My Experience with Distinctive Flavors in Bourbons and Ryes
My family is a bourbon family. Ever since Father's day of 2019, we have a family tradition of completing five different blind bourbon tastings every year. Then, at the end of the year, we have each of the winners from the previous tastings go head to head in a final battle of bourbons. Then, we pick that year's winner.
It's simple, fun, and very eye-opening. My father always ends up creating a bias inside his own head, thinking he knows which bourbon is going to win. We are always pleasantly surprised when we get the final results.

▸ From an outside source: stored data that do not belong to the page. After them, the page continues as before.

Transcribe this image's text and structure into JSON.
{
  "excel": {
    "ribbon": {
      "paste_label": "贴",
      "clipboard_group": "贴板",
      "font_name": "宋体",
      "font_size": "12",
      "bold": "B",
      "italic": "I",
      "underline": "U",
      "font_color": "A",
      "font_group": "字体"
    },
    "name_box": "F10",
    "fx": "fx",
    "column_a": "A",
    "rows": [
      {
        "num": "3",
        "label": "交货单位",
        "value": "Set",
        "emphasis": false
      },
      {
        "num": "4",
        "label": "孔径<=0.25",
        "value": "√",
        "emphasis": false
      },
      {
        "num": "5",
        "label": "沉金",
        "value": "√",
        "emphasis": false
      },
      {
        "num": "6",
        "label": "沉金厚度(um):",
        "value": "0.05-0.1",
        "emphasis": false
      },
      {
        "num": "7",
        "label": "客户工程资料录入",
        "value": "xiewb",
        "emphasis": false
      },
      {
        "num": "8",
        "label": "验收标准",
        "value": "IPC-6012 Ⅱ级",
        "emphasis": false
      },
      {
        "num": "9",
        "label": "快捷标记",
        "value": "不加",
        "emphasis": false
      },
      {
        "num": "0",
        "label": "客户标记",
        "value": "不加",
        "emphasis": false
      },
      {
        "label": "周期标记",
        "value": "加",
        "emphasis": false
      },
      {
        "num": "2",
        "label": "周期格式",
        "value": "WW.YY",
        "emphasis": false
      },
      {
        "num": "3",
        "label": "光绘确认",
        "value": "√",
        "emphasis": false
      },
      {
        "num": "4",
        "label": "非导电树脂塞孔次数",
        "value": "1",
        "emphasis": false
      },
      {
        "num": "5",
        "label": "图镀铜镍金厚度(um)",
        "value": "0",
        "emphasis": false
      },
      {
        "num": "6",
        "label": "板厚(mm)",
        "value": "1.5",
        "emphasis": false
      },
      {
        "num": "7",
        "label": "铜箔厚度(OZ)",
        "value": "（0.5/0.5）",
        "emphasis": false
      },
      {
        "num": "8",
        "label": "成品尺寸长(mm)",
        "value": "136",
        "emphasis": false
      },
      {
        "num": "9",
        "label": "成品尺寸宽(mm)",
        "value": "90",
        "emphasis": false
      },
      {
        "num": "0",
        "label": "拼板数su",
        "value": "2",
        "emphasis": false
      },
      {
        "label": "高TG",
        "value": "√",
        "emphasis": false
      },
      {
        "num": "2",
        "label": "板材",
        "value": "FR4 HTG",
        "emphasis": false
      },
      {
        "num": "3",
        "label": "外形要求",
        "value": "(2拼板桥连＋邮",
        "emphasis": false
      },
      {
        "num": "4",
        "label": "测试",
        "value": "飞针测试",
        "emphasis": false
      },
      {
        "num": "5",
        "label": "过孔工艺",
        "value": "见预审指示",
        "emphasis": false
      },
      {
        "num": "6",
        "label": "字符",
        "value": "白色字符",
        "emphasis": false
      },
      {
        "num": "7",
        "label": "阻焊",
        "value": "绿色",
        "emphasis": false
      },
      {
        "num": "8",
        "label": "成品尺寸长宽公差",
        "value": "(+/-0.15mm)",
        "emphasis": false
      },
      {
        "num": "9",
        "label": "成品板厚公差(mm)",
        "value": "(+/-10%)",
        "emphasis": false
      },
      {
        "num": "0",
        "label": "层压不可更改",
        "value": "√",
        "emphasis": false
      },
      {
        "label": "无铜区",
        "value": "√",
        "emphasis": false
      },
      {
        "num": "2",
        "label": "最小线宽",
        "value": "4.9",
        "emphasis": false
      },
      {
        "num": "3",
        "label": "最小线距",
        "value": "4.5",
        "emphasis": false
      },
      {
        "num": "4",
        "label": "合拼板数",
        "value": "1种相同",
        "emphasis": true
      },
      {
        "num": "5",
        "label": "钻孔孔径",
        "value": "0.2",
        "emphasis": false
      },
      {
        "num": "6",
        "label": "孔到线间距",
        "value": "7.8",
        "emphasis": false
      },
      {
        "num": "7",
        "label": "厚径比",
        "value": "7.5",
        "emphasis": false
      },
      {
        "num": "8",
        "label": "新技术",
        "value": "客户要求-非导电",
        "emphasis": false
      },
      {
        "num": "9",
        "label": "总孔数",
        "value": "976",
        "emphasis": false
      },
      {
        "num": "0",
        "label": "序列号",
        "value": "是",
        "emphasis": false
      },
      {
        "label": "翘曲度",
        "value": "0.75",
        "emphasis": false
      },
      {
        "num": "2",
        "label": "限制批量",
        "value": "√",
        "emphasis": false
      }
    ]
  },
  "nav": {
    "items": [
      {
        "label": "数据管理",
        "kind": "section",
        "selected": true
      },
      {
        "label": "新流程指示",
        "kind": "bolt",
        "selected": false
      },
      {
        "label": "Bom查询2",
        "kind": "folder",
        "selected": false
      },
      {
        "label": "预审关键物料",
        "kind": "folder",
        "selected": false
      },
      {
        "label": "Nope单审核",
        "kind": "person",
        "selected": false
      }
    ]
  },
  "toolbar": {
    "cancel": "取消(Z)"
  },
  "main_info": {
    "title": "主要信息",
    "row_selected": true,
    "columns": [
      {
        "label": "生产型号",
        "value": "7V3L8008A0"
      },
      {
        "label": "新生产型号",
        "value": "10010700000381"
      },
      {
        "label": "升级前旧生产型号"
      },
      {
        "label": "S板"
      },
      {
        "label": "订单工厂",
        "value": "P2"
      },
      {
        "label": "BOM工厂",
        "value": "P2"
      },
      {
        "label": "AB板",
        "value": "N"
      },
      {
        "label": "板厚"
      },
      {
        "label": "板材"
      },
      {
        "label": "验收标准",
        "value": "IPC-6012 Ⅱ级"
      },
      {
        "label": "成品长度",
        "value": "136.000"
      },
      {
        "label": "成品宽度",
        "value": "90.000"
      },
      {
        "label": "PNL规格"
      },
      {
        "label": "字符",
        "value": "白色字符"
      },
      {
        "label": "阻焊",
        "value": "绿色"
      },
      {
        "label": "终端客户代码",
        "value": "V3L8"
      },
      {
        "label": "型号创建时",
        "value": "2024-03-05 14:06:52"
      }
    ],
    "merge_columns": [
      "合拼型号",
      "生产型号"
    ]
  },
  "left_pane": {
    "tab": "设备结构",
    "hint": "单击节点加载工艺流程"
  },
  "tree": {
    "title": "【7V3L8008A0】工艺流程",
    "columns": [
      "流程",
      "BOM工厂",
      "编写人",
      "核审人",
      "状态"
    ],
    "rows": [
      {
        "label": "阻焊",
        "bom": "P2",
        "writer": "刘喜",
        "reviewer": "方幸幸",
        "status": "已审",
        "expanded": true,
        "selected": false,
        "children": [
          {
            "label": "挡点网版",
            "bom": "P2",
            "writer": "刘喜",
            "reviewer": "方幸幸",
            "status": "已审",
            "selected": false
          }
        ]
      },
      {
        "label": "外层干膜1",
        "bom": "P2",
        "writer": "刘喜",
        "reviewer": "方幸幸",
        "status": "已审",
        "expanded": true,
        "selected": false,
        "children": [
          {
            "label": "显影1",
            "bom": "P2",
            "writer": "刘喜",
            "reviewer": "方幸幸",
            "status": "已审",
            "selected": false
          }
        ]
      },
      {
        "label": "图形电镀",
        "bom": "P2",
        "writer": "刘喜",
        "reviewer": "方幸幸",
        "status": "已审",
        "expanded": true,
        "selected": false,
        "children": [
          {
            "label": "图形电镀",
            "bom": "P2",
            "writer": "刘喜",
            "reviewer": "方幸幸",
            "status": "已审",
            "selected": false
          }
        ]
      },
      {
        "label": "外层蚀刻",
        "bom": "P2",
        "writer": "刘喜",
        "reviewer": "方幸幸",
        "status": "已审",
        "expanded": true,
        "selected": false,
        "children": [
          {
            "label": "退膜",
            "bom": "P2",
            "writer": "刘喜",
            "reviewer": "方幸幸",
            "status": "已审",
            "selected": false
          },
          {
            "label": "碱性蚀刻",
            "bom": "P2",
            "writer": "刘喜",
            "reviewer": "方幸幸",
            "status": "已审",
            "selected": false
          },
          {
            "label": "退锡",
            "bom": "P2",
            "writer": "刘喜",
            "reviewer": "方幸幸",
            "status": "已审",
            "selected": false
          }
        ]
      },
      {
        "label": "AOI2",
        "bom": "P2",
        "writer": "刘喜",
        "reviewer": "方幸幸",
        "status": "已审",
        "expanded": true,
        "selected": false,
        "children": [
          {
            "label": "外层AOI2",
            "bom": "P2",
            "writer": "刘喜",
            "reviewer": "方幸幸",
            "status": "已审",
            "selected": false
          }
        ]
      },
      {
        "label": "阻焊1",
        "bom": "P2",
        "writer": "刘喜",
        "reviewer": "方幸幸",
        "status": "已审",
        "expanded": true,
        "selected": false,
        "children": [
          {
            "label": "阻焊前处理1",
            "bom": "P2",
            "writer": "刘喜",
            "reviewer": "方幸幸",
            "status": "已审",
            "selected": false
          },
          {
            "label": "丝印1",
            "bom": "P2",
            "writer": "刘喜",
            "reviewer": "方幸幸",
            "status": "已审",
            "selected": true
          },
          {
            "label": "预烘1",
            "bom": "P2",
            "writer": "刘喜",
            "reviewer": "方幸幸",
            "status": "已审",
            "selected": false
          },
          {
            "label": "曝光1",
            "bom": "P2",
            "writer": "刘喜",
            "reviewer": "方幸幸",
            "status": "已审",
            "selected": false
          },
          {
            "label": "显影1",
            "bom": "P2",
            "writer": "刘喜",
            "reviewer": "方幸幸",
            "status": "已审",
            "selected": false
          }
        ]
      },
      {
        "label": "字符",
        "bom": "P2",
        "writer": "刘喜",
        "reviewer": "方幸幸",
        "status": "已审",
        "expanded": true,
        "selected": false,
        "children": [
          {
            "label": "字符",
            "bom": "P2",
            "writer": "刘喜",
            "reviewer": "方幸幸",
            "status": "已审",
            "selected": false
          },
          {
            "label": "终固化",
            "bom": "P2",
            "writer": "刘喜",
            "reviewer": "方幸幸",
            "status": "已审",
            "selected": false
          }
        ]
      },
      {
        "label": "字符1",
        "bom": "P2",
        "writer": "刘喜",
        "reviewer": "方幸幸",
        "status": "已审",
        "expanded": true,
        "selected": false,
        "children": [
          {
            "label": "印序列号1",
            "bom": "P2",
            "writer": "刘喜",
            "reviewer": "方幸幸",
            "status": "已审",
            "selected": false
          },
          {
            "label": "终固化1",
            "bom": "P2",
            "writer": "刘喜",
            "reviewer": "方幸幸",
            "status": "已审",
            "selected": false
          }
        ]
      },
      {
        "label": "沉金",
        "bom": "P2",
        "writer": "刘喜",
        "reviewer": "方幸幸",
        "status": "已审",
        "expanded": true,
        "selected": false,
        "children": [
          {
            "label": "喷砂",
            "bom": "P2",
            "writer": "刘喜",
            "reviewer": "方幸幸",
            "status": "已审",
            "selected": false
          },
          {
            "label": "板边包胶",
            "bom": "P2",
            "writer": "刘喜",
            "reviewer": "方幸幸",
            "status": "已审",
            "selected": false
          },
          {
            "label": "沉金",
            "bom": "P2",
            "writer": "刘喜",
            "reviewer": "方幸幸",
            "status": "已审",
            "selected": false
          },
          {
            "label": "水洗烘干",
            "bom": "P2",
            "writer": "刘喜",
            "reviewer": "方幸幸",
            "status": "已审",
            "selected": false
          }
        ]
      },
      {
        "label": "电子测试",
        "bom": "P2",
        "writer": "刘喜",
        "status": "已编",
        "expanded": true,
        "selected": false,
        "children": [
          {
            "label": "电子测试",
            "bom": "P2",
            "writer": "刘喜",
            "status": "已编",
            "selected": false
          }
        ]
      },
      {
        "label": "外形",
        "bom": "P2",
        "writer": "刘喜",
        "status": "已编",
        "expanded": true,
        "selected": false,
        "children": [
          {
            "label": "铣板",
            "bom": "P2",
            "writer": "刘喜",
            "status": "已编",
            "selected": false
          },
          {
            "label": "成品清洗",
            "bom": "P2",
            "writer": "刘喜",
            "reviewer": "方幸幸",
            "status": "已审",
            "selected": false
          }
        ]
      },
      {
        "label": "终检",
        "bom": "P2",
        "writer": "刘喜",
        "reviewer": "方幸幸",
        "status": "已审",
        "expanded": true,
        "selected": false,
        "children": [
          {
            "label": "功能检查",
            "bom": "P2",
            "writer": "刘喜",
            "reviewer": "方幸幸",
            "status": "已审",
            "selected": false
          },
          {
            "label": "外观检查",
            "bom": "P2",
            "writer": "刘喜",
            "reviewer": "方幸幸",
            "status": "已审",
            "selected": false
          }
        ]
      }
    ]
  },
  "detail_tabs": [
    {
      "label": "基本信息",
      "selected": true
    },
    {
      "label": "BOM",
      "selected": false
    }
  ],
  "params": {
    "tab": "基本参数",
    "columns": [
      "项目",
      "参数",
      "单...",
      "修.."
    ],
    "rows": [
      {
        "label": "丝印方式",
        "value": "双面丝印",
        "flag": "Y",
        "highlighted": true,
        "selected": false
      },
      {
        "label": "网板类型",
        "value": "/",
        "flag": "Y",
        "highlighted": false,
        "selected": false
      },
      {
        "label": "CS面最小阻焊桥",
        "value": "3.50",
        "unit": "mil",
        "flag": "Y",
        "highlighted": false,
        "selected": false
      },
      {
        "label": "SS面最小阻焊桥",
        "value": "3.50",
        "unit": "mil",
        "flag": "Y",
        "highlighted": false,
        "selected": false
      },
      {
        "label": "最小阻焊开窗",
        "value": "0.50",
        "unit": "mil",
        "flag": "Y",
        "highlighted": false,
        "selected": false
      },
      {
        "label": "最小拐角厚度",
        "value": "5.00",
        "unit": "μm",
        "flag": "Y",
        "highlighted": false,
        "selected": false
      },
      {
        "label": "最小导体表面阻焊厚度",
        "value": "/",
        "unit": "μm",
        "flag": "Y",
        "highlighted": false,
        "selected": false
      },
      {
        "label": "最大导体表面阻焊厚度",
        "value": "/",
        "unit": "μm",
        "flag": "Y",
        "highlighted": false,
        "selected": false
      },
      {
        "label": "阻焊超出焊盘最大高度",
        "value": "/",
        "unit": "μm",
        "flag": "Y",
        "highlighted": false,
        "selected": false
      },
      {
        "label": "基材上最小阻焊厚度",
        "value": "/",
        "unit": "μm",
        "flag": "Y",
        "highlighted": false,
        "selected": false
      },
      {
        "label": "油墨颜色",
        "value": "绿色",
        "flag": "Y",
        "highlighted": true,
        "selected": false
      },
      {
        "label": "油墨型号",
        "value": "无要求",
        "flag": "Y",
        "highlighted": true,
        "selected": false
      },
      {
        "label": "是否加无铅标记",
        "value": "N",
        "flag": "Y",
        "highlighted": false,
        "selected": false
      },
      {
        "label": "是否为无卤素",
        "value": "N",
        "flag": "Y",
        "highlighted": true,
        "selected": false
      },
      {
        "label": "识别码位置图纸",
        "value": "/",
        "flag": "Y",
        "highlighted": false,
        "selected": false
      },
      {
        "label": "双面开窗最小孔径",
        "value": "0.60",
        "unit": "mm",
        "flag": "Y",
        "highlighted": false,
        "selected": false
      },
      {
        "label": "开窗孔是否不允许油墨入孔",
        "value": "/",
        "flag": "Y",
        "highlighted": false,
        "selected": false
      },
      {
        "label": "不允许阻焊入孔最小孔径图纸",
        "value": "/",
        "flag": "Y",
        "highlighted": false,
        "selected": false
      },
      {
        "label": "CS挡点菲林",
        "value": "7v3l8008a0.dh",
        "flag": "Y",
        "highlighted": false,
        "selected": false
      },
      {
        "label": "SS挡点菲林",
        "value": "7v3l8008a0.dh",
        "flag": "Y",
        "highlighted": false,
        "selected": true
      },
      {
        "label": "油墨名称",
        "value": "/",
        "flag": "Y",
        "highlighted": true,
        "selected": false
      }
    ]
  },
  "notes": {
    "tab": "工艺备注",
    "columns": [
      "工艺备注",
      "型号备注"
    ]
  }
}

Often, a bourbon we wrote off as "mediocre" will take the cake in the end, and our sacred "favorite" will end up dead last. You never really know what you like until you've eliminated the bias of choosing your favorite before you've actually tasted it.
I've learned a lot for these tastings: the flavors I personally enjoy, the completely different flavors my husband enjoys, and how to taste the difference between them. Now, remember, these are blind tastings. One of the things we do in each tasting is guessed which bourbon is which. Most of the time it's difficult to decipher, and I will get one, maybe two correctly based on deduction and logic comparing each bourbon to the other candidates. BUT, there have been two whiskeys in all that we tasted that I could guess correctly based on smell alone. They are so incredibly distinct that it was no question.
They are Angels Envy Rye and Stranahan's Single Malt Whiskey.